Hello Lovelies! How are you today? Thought I'd share a picture of me from a friend's wedding that makes me laugh far too much!
Sexy, no? If that doesn't make you chuckle... I honestly don't know what will.
Today I'm going to continue the Embracing a Healthier Lifestyle series that I started a little while back. If you don't know what I'm talking about, this is the series so far:
EAHL Part One: Catching the Running Bug
EAHL Part Two: Thinking Big, Dreaming Big
Today I want to talk about something that I'm really guilty of doing all the time. It's not a healthy habit, and it's one that I'm trying my hardest to lay to one side in order to live a healthy, happy life.
I'm a chronic comparer.
I compare myself to everyone I meet, see or interact with. I don't even have to think about it, I just do it. Most of the time, I conclude that they are prettier/thinner/cleverer/wiser/cooler/better than me. I convince myself that I'm an utter idiot and that I've got on their nerves before they've even had a chance to know me. I manage to convince myself that if I were that person, my life would be a lot more awesome and a heck of a lot easier.
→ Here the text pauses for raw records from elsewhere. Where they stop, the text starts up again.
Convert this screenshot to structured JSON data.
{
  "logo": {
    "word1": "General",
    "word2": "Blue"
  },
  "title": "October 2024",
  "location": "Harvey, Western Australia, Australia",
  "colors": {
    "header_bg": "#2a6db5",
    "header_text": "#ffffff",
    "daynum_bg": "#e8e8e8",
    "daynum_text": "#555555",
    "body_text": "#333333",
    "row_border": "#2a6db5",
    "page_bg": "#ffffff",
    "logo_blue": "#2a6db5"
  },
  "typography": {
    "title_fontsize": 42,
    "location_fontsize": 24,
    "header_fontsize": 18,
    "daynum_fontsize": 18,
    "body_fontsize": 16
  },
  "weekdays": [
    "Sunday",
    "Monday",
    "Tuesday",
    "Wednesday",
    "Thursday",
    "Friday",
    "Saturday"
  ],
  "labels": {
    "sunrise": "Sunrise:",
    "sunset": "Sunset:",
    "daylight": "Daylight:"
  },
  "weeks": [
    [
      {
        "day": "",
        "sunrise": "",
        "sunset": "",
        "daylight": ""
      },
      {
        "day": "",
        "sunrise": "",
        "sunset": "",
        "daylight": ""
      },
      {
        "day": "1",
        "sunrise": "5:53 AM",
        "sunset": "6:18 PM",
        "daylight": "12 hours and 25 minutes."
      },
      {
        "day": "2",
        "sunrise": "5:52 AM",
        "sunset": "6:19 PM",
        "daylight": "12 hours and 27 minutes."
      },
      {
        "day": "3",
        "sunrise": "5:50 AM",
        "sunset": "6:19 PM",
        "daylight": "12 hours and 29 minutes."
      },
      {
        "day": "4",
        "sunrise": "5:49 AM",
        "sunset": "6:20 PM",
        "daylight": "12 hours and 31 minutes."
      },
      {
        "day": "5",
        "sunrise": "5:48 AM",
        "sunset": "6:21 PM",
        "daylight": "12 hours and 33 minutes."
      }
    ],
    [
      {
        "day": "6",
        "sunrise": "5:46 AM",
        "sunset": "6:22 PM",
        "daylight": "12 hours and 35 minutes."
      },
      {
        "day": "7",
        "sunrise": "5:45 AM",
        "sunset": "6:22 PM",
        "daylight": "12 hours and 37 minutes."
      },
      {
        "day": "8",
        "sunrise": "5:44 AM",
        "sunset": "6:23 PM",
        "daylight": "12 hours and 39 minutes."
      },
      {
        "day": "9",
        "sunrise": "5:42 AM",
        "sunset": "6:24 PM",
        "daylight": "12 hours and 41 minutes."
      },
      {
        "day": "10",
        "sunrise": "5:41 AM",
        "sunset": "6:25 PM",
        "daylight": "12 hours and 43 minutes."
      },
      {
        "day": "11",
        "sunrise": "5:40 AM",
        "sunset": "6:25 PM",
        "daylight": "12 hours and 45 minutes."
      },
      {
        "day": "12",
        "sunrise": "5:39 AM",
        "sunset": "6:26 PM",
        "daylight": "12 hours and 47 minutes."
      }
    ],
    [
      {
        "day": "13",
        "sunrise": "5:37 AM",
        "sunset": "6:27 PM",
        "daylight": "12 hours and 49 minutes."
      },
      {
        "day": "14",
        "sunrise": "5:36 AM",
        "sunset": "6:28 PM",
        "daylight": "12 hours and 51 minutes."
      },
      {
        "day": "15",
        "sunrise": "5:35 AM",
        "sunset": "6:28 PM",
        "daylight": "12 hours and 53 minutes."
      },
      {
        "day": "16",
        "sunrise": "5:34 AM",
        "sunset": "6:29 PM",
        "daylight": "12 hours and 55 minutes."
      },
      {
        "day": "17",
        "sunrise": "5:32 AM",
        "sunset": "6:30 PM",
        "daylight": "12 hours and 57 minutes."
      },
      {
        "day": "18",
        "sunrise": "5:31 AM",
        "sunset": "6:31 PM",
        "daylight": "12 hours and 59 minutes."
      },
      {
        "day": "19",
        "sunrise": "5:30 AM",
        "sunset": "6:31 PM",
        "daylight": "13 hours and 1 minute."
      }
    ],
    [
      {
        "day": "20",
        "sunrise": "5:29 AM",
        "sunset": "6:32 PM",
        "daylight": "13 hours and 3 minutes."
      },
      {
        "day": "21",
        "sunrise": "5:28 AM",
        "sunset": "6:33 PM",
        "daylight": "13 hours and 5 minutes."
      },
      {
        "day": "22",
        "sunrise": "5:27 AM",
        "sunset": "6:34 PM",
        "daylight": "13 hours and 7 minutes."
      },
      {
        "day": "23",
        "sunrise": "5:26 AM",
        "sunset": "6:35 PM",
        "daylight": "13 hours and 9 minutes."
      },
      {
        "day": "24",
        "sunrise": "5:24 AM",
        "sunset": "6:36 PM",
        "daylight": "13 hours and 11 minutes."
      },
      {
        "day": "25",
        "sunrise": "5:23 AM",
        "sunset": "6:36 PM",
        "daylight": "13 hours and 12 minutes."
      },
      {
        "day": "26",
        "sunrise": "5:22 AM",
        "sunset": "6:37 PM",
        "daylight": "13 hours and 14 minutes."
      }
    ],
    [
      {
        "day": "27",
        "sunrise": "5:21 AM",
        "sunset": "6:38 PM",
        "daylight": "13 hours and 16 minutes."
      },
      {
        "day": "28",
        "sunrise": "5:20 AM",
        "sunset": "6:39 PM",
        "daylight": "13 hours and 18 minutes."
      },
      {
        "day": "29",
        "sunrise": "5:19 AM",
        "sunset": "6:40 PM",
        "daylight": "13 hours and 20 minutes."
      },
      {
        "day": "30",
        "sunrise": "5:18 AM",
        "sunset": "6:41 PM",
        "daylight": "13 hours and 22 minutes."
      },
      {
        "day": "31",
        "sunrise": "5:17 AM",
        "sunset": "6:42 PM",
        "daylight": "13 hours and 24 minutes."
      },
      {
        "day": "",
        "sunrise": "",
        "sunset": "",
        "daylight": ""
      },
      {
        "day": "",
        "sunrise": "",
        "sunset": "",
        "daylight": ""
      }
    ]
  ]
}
You know what though? It has got to stop.
You see, being a chronic comparer does you no good if your aim is to have a happy, healthy life. In fact, if I'm going to live my life constantly striving to be someone else, I might as well stop now because its never going to happen. I am who I am and that is that. Yes, I can make some changes here and there - a more defined upper body by working that area out a little more, a slightly faster pace by introducing a little speed work but at the end of the day, I am me and that's ok :) In fact it's more than ok - it's awesome!
The other truly awful thing about being a chronic comparer is that it shows zero respect or love to the person you're comparing yourself to. It makes you jealous of them, anxious about talking to them - heck it can even make you forget that this superhuman you're comparing yourself to isn't actually a superhuman at all, just a normal human being with their own share of trouble and strife. Instead of loving, supporting and encouraging them, chronic comparers end up being pretty mean about the people we call our friends. Even if it's only in your own head, that grumpy jealousy isn't nice!
So what am I going to do? I'm going to lay my chronic comparison to bed and I've got a couple of tools to help me do it:
1. When I see something I admire about another person, I will complement them on it
2. If I find myself starting to compare myself or worry about not being that person, I'll remind myself that I am who I am and that's just plain awesome (I might even have to resort to carrying around a picture of myself in that moustache...)
3. If the thing I'm comparing is a reasonable goal, I will try to introduce it into my lifestyle. So for example: I notice that a friend eats waaay more fruit and veg than I do. Instead of getting jealous and beating myself up, I'll head to the shops, buy some fruit and veg and eat it! Makes sense doesn't it?!
Ta-daaaa, easy as one-two-three!
Are you a chronic comparer (or a recovered chronic comparer)?
What steps can you introduce to stop yourself falling into the trap?